Sometimes a wheelie bag is just a wheelie bag

Tip for old guy lawyers (OGLs): Sometimes the chick with the wheelie bag is a lawyer, not the court reporter.  Don't assume.

4
Aug/09
0

Conferring with Counsel

Style is about a heck of a lot more than how you're dressed - it's how you act and how others perceive you.   One thing that surprised me when I started practicing was that a lot of rules for good and courteous behavior are actually written down - not generally in statutes, but in trial court rules or administrative rules or other types of local rules.

I didn't learn about the Oregon Uniform Trial Court Rules when I was in law school - alas, I learned about them the way most other attorneys do, by being scolded by another attorney for not following one of those rules.  The UTCRs are a set of rules separate from the rules of civil procedure, which set out guidelines for various actions - the filing of court documents (the literal formatting required), how to behave in the courtroom, and so on.  If the statutes are the Bible, then the UTCRs are the catechism - the day-to-day theology of the law, if you like.

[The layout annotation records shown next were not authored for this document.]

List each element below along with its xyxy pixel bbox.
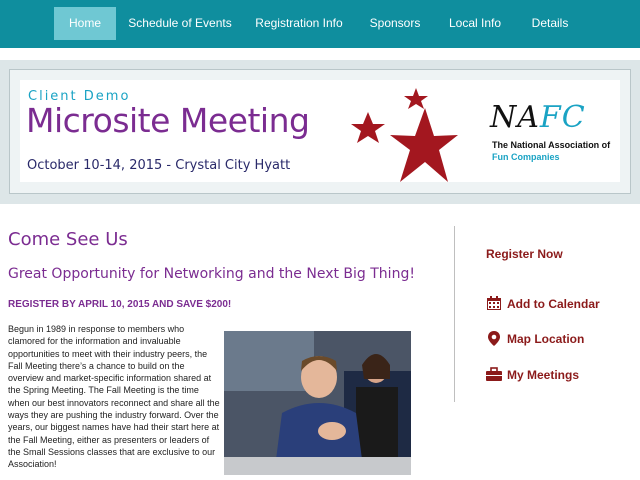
banner-kicker: Client Demo: [28, 89, 131, 104]
page-title: Come See Us: [8, 229, 128, 250]
logo-org-name-line2: Fun Companies: [492, 152, 560, 162]
stars-graphic: [350, 86, 460, 186]
promo-text: REGISTER BY APRIL 10, 2015 AND SAVE $200!: [8, 299, 232, 310]
top-navigation: [0, 0, 640, 48]
calendar-icon: [486, 296, 502, 311]
briefcase-band: [486, 375, 502, 376]
banner-dates: October 10-14, 2015 - Crystal City Hyatt: [27, 158, 291, 173]
calendar-cell: [489, 306, 491, 308]
calendar-cell: [497, 306, 499, 308]
photo-table: [224, 457, 411, 475]
photo-person-right-body: [356, 387, 398, 457]
nav-home[interactable]: Home: [54, 7, 116, 40]
logo-letter-f: F: [539, 100, 562, 135]
logo-letter-a: A: [517, 100, 540, 135]
nav-local-info[interactable]: Local Info: [448, 16, 502, 30]
nafc-logo: [486, 100, 616, 168]
logo-letters: [490, 100, 586, 135]
meeting-photo: [224, 331, 411, 475]
nav-registration-info[interactable]: Registration Info: [255, 16, 343, 30]
add-to-calendar-label: Add to Calendar: [507, 296, 600, 311]
star-large: [390, 108, 458, 182]
my-meetings-link[interactable]: [486, 367, 579, 382]
sidebar-divider: [454, 226, 455, 402]
page-subtitle: Great Opportunity for Networking and the Next Big Thing!: [8, 266, 415, 282]
briefcase-icon: [486, 367, 502, 382]
nav-details[interactable]: Details: [531, 16, 569, 30]
star-small-left: [351, 112, 385, 143]
my-meetings-label: My Meetings: [507, 367, 580, 382]
photo-hands: [318, 422, 346, 440]
calendar-ring-right: [496, 296, 498, 300]
map-pin-icon: [486, 331, 502, 346]
banner-title: Microsite Meeting: [26, 101, 310, 140]
map-location-link[interactable]: [486, 331, 584, 346]
calendar-cell: [493, 302, 495, 304]
calendar-cell: [489, 302, 491, 304]
map-location-label: Map Location: [507, 331, 585, 346]
map-pin-dot: [492, 335, 497, 340]
nav-schedule-of-events[interactable]: Schedule of Events: [128, 16, 232, 30]
add-to-calendar-link[interactable]: [486, 296, 600, 311]
calendar-cell: [497, 302, 499, 304]
logo-letter-c: C: [561, 100, 586, 135]
calendar-ring-left: [490, 296, 492, 300]
star-small-top: [404, 88, 428, 109]
photo-window: [224, 331, 314, 391]
intro-paragraph: Begun in 1989 in response to members who clamored for the information and invaluable opportunities to meet with their industry peers, the Fall Meeting there’s a chance to build on the overview and market-specific information shared at the Spring Meeting. The Fall Meeting is the time when our best innovators reconnect and share all the ways they are pushing the industry forward. Over the years, our biggest names have had their start here at the Fall Meeting, either as presenters or leaders of the Small Sessions classes that are exclusive to our Association!: [8, 324, 220, 470]
calendar-cell: [493, 306, 495, 308]
register-now-link[interactable]: Register Now: [486, 247, 563, 261]
logo-letter-n: N: [490, 100, 518, 135]
nav-sponsors[interactable]: Sponsors: [369, 16, 421, 30]
logo-org-name-line1: The National Association of: [492, 140, 611, 150]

One of the best rules in the UTCR is 5.010, which requires that opposing counsel confer with each other before they file motions related to pleadings (like motions to dismiss) or discovery, to see if they can't work out their differences before filing the motion.  In fact, the rule requires not only conference, but also certifying to the conference in the motion itself.  If a good faith effort hasn't been made by the moving party, the court will deny the motion.

I'm a plaintiff's lawyer, so mostly I respond to motions.  Today, though, I'm filing motions to strike and make more definite and certain in a defendant's answer, and I got to be the one to initiate the conference.  Instead of the cookie-cutter "we're going to file this" sort of call, I took the time to talk my way through each of my motions with opposing counsel.  While I don't expect this will change the result (they will tell me to file my motion), I know that defense counsel isn't going to be surprised when they receive the motion, either.

3
Aug/09
0

Men in hats

There is only one rule to remember about men and hats. (Not true, but this is the most important rule. Later rules will follow.)

It's OK to wear them outside, but it is never OK to wear them inside. If you're not sure if the place you're standing in qualifies as inside or outside (for example, the entry to the courthouse, a foyer, or so on), then take the hat OFF.

Filed under: Men's tips
3
Jul/09
0

Don’t be the lawyer joke!

This site is for all of those ill-mannered cretins attorneys I meet on a daily (sometimes - gladly! - only weekly) basis - and for the rest of you, who hate them as much as I do.   With any luck, reading these posts will keep you from becoming the lame lawyer jokes my father loves to tell me.